1937 Cord 812 Supercharged "Sportsman"
Chassis no. 31631F
Engine no. FC2136
Previously owned by Jules Heumann
289cid Supercharged Flathead V-8 Engine
Single Stromberg Carburetor
170bhp at 4,250rpm
4-Speed Pre-selector Transmission
Independent Front Suspension - Live Rear Axle
4-Wheel Drum Brakes
*Gorgeous example of the iconic "Coffin-nose" Cord
*Powerful supercharged engine and innovative pre-selector gear shift
*Previously owned by well-known collector Jules Heumann
*30 year build by Cord enthusiast
THE "COFFIN-NOSE" CORD
One of the few automobiles deemed worthy of inclusion in the Museum of Modern Art in New York and arguably the most easily recognized American car of all time, the Cord 810 debuted in November 1935, where it received a rapturous reception at US automobile shows. Originally conceived as a baby Duesenberg, this amazing design was the work of a team headed by Gordon Buehrig, who had previously designed the famous Duesenberg Beverly style and the stupendous Duesenberg "Twenty Grand" for the 1933 Chicago World's Fair.
The 810 body style with its louvered "coffin" nose, streamlined wings, concealed gas filler under a modern flap, headlamps that opened by means of hand-cranks on either side of the airplane-style engine-turned aluminum dash and the absence of running boards would prove immensely influential. The following model year, cars all over the world suddenly had horizontal chrome strips along the hood, squared-off grilles and more shapely side treatments. None however, could aspire to the clean, simple and timeless beauty of the original. A front-wheel-drive car like the L-29, the 810 differed from its predecessor by virtue of its more compact Lycoming V-8 engine and 4-speed, pre-selector electric gearbox, modelled on the French Cotal.

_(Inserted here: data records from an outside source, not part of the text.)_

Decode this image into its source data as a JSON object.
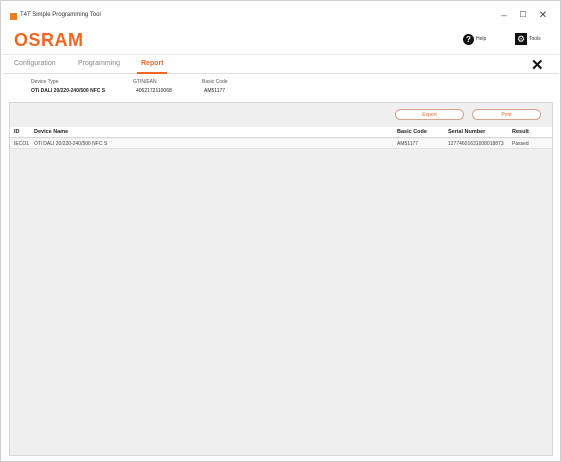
{
  "window": {
    "title": "T4T Simple Programming Tool",
    "min_glyph": "–",
    "max_glyph": "☐",
    "close_glyph": "✕"
  },
  "header": {
    "logo": "OSRAM",
    "help_label": "Help",
    "tools_label": "Tools",
    "help_glyph": "?",
    "tools_glyph": "⚙"
  },
  "tabs": {
    "items": [
      {
        "label": "Configuration"
      },
      {
        "label": "Programming"
      },
      {
        "label": "Report"
      }
    ],
    "active": "Report",
    "close_glyph": "✕"
  },
  "device": {
    "type_label": "Device Type",
    "type_value": "OTi DALI 20/220-240/500 NFC S",
    "gtin_label": "GTIN/EAN",
    "gtin_value": "4062172110068",
    "code_label": "Basic Code",
    "code_value": "AM51177"
  },
  "report": {
    "export_label": "Export",
    "print_label": "Print",
    "columns": [
      "ID",
      "Device Name",
      "Basic Code",
      "Serial Number",
      "Result"
    ],
    "rows": [
      {
        "id": "IECO1",
        "name": "OTi DALI 20/220-240/500 NFC S",
        "code": "AM51177",
        "serial": "12774601631008018873",
        "result": "Passed"
      }
    ]
  },
  "colors": {
    "accent": "#f26522",
    "app_icon": "#f07d1a"
  }
}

The Cord was re-designated 812 for 1937 when custom sedans on a longer wheelbase joined the range, although it is doubtful whether any independent offering ever matched Buehrig's original Beverly fastback sedan for sheer style. Supercharging was made available on the 1937 812 model, and these can be distinguished from the normally aspirated 812s by the chrome-plated external exhaust pipes mounted on each side of the hood and grille. Priced competitively in the USD 2,000 - 3,000 range, the 810/812 should have been a huge success, but this was not to be. The Cord Corporation was in deep financial trouble, and when Mr. Cord sold up in August 1937, it spelled the end not just for Cord, but for Auburn and Duesenberg as well. At the close, a little fewer than 3,000 810/812s had been made.
THE MOTORCAR OFFERED
By far most of the about 3,000 Cord 810/812s were closed cars, called the Westchester when built as a fastback, and the Beverly when fitted with a bustleback trunk. Of the open models, the most common was the four-passenger Phaeton. Only 195 examples were manufactured of the supremely elegant two-seat convertible coupe later called the Sportsman, and according to the factory records, a mere 64 of these were supercharged.

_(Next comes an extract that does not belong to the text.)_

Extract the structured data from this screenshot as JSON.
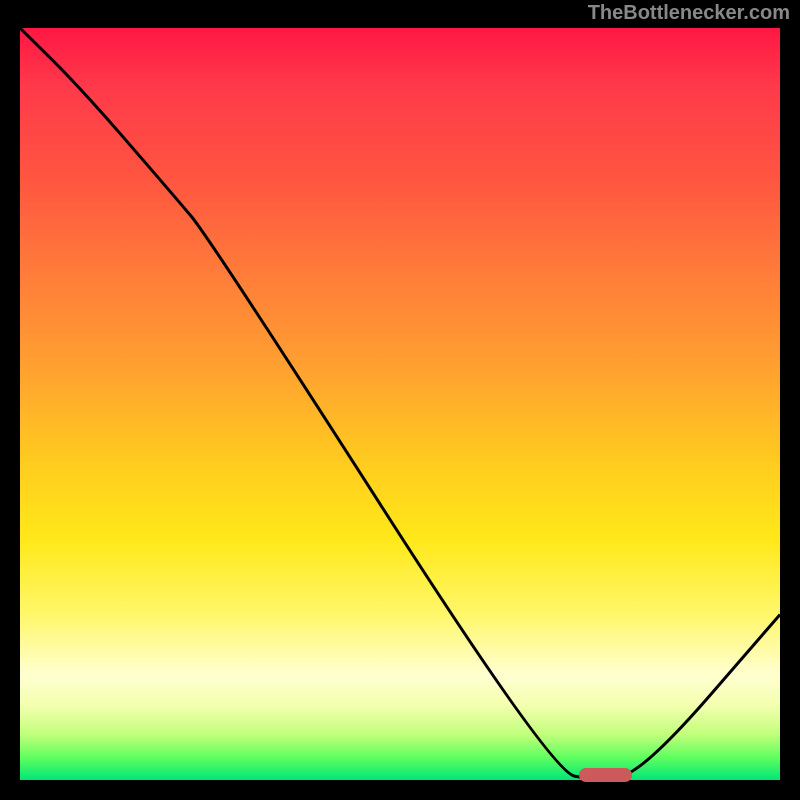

According to previous owner and famous Hispano-Suiza expert Jules Heumann, 31631F is a three-decade long effort by one of the most respected Cord enthusiasts, namely Henry Portz of Arroyo Grande, California. This car never left the factory officially in its present configuration, but was assembled over a thirty-year period using original Cord 810/812 parts. Faults of the original design, such as slipping out of gear and vapor lock were corrected. The build of the car is fully authentic and it is probably the finest one extant. The rich maroon color is an original Cord color as well.
Although the Auburn-Cord-Duesenberg club were unable recognize the car as being originally delivered by the factory in its current state, it nevertheless allowed it entry to one of its national meets. It has the reputation of being one of the finest Cord 812 supercharged convertible coupes from a technical point of view. Jules Heumann acquired 31631F from Henry Portz in late 2011, as he had never previously owned an American classic. He kept the car for a little over a year, but sold the car to renowned Danish collector Henrik Frederiksen in late 2012 as he felt unfamiliar with the front wheel drive configuration, having previously owned a number of Hispano-Suiza automobiles. When this car was shipped, it had a standard coolant, but not long after reaching Denmark low temperatures were encountered and the engine was damaged by freezing. Amazingly, Henrik Frederiksen was able to acquire a rebuilt supercharged Cord 812 engine from Mark Tomei in January 2013, which was then fitted to the car.
This example represents the second-generation front wheel drive Cord in its ultimate 812 supercharged configuration. In addition, this car has the rarest open body type, which is very sought after due to its clean and exquisite style with fully disappearing top, unencumbered by the frivolous ornamentation plastered on so much of its competition at the time.